Bybit, a cryptocurrency exchange, and Blocks Scholes published their latest institutional report with key takeaways from the U.S. election and the crypto market’s reaction to America’s first “crypto president.”

The publication noted that institutional investors have developed a desire to acquire more bitcoin with promising economic conditions, and potential rate reductions all favorably influencing bitcoin’s future, given its growing link with macro assets. The report analysis also showed bitcoin ETFs as the main drive for institutional adoption of bitcoin.
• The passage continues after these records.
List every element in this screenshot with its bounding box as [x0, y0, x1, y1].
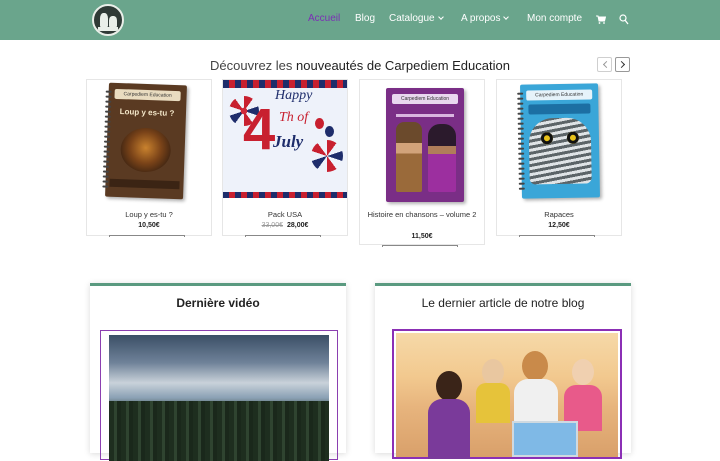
product-name[interactable]: Loup y es-tu ? [91, 209, 207, 220]
latest-video-title: Dernière vidéo [176, 296, 260, 310]
chevron-right-icon [617, 60, 626, 69]
pack-cover: Happy 4 Th of July [223, 80, 347, 198]
top-navigation-bar: Accueil Blog Catalogue A propos Mon comp… [0, 0, 720, 40]
owl-eye [540, 132, 554, 145]
product-image[interactable]: Carpediem Education [497, 80, 621, 204]
cover-title: Loup y es-tu ? [119, 107, 175, 118]
slider-prev-button[interactable] [597, 57, 612, 72]
nav-item-a-propos-label: A propos [461, 13, 501, 24]
nav-item-mon-compte[interactable]: Mon compte [527, 13, 582, 24]
product-name[interactable]: Histoire en chansons – volume 2 [364, 209, 480, 220]
add-to-cart-button[interactable] [519, 235, 595, 237]
product-card[interactable]: Carpediem Education Rapaces 12,50€ [496, 79, 622, 237]
cover-subtitle-line [396, 114, 454, 117]
heading-highlight: nouveautés de Carpediem Education [296, 58, 510, 73]
product-name[interactable]: Rapaces [501, 209, 617, 220]
add-to-cart-button[interactable] [382, 245, 458, 247]
logo-icon[interactable] [92, 4, 124, 36]
cart-icon[interactable] [596, 15, 606, 24]
cover-brand: Carpediem Education [114, 88, 181, 102]
child-illustration [436, 371, 462, 401]
product-image[interactable]: Happy 4 Th of July [223, 80, 347, 204]
latest-blog-title: Le dernier article de notre blog [421, 296, 585, 310]
video-frame[interactable] [100, 330, 338, 461]
cover-brand: Carpediem Education [392, 94, 458, 104]
cover-title-banner [528, 103, 591, 115]
laptop-illustration [512, 421, 578, 457]
book-cover: Carpediem Education [386, 88, 464, 202]
add-to-cart-button[interactable] [109, 235, 185, 237]
video-thumbnail[interactable] [109, 335, 329, 461]
product-card[interactable]: Carpediem Education Histoire en chansons… [359, 79, 485, 247]
bunting-decoration [223, 80, 347, 88]
cover-brand: Carpediem Education [526, 89, 593, 101]
book-cover: Carpediem Education [517, 83, 600, 199]
product-price: 33,00€ 28,00€ [223, 222, 347, 229]
nav-item-catalogue-label: Catalogue [389, 13, 435, 24]
child-illustration [572, 359, 594, 385]
sale-price: 28,00€ [287, 222, 309, 229]
singer-illustration [396, 122, 422, 192]
chevron-down-icon [437, 14, 444, 20]
spiral-binding [517, 92, 525, 193]
product-card[interactable]: Carpediem Education Loup y es-tu ? Loup … [86, 79, 212, 237]
child-illustration [428, 399, 470, 459]
cover-number: 4 [243, 97, 276, 162]
cover-july: July [273, 132, 304, 151]
product-image[interactable]: Carpediem Education Loup y es-tu ? [87, 80, 211, 204]
search-icon[interactable] [619, 14, 629, 25]
blog-image-frame[interactable] [392, 329, 622, 459]
latest-video-panel: Dernière vidéo [90, 283, 346, 461]
chevron-left-icon [602, 60, 611, 69]
nav-item-accueil[interactable]: Accueil [308, 13, 340, 24]
nav-item-blog[interactable]: Blog [355, 13, 375, 24]
owl-eye [566, 131, 580, 144]
product-price: 11,50€ [411, 233, 433, 240]
cover-footer [109, 178, 180, 190]
spiral-binding [102, 90, 112, 191]
product-image[interactable]: Carpediem Education [360, 80, 484, 204]
book-cover: Carpediem Education Loup y es-tu ? [102, 82, 187, 200]
cover-th-of: Th of [279, 110, 309, 125]
blog-thumbnail[interactable] [396, 333, 618, 459]
child-illustration [476, 383, 510, 423]
cover-happy: Happy [275, 88, 313, 103]
owl-illustration [528, 117, 592, 185]
teacher-illustration [522, 351, 548, 381]
forest-treeline [109, 401, 329, 461]
old-price: 33,00€ [261, 222, 283, 229]
singer-illustration [428, 124, 456, 192]
balloon-decoration [325, 126, 334, 137]
new-products-heading: Découvrez les nouveautés de Carpediem Ed… [0, 58, 720, 73]
firework-decoration [311, 140, 343, 172]
balloon-decoration [315, 118, 324, 129]
child-illustration [482, 359, 504, 385]
wolf-illustration [119, 127, 172, 173]
nav-item-catalogue[interactable]: Catalogue [389, 13, 444, 24]
latest-blog-panel: Le dernier article de notre blog [375, 283, 631, 459]
chevron-down-icon [503, 14, 510, 20]
product-price: 10,50€ [138, 222, 160, 229]
nav-item-a-propos[interactable]: A propos [461, 13, 510, 24]
product-price: 12,50€ [548, 222, 570, 229]
heading-prefix: Découvrez les [210, 58, 293, 73]
bottom-border-decoration [223, 192, 347, 198]
slider-next-button[interactable] [615, 57, 630, 72]
product-name[interactable]: Pack USA [227, 209, 343, 220]
add-to-cart-button[interactable] [245, 235, 321, 237]
product-card[interactable]: Happy 4 Th of July Pack USA 33,00€ 28,00€ [222, 79, 348, 237]
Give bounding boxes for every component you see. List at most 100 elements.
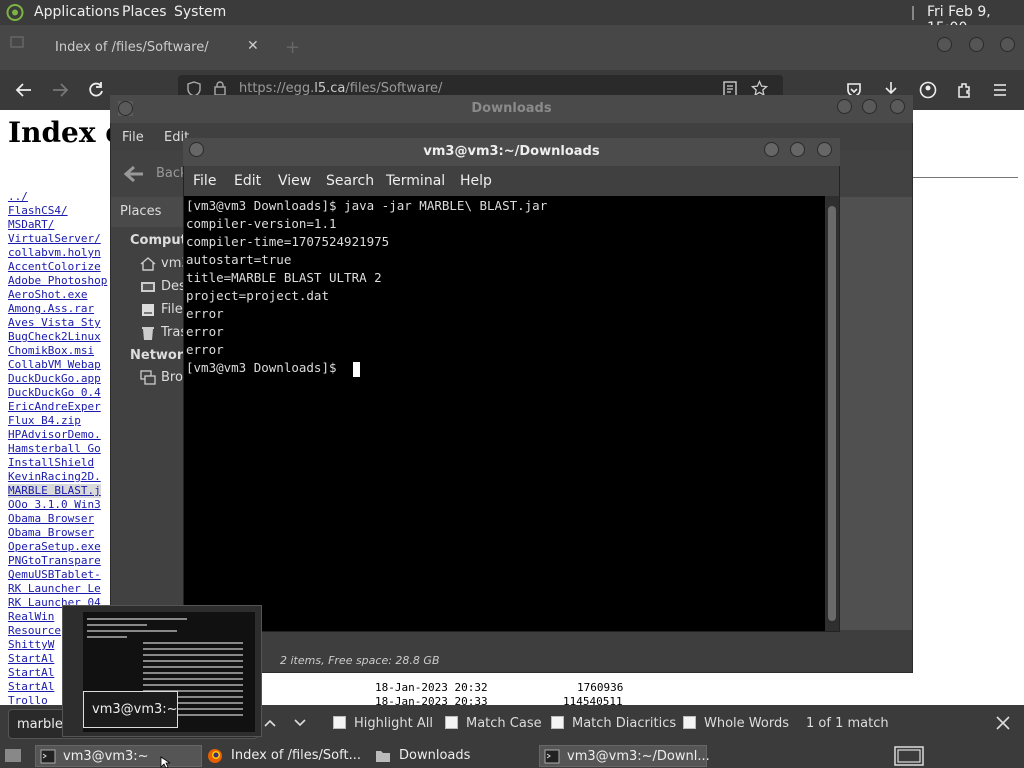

Examining Donald Trump‘s run to victory, the analysis looked at Trump’s embrace of bitcoin and the crypto industry, marking this election cycle as the first in which crypto played an important role.

Bybit and Block Scholes Report Hail Donald Trump as America's Crypto President

Crypto companies used crypto political action committees (PACs) like Fairshake to donate almost $119 million to the federal campaigns of 2024. This inflow of cash accounted for 48% of all corporate funds used toward the election, illustrating the industry’s expanding power and role in politics. As a result, several newly elected members of both chambers of the 119th Congress are expected to play a major role in redefining the regulatory environment for cryptocurrencies and digital assets.

This embrace of the crypto industry by President Trump has seen BTC’s price surge from about $70,000 to over $95,000 in a matter of weeks, post-election. This volatility is viewed as a wider reflection of market emotion that is in line with positive political events rather than just being speculative.

Due of bitcoin’s dominance of the crypto market with over 50% market share, BTC rallies frequently involve possible gains in altcoins such as SOL and ETH. The dominance of Bitcoin has historically peaked during bull markets, after which investors move their money to altcoins in search of larger profits.

The report concludes by looking at the post-election drivers of the cryptocurrency markets in Q4 2024, ranging from the pace of rate cuts by the Federal Reserve to regulations for digital assets becoming more transparent and advantageous under a Republican-controlled U.S. Congress, which would encourage investment and innovation in the industry.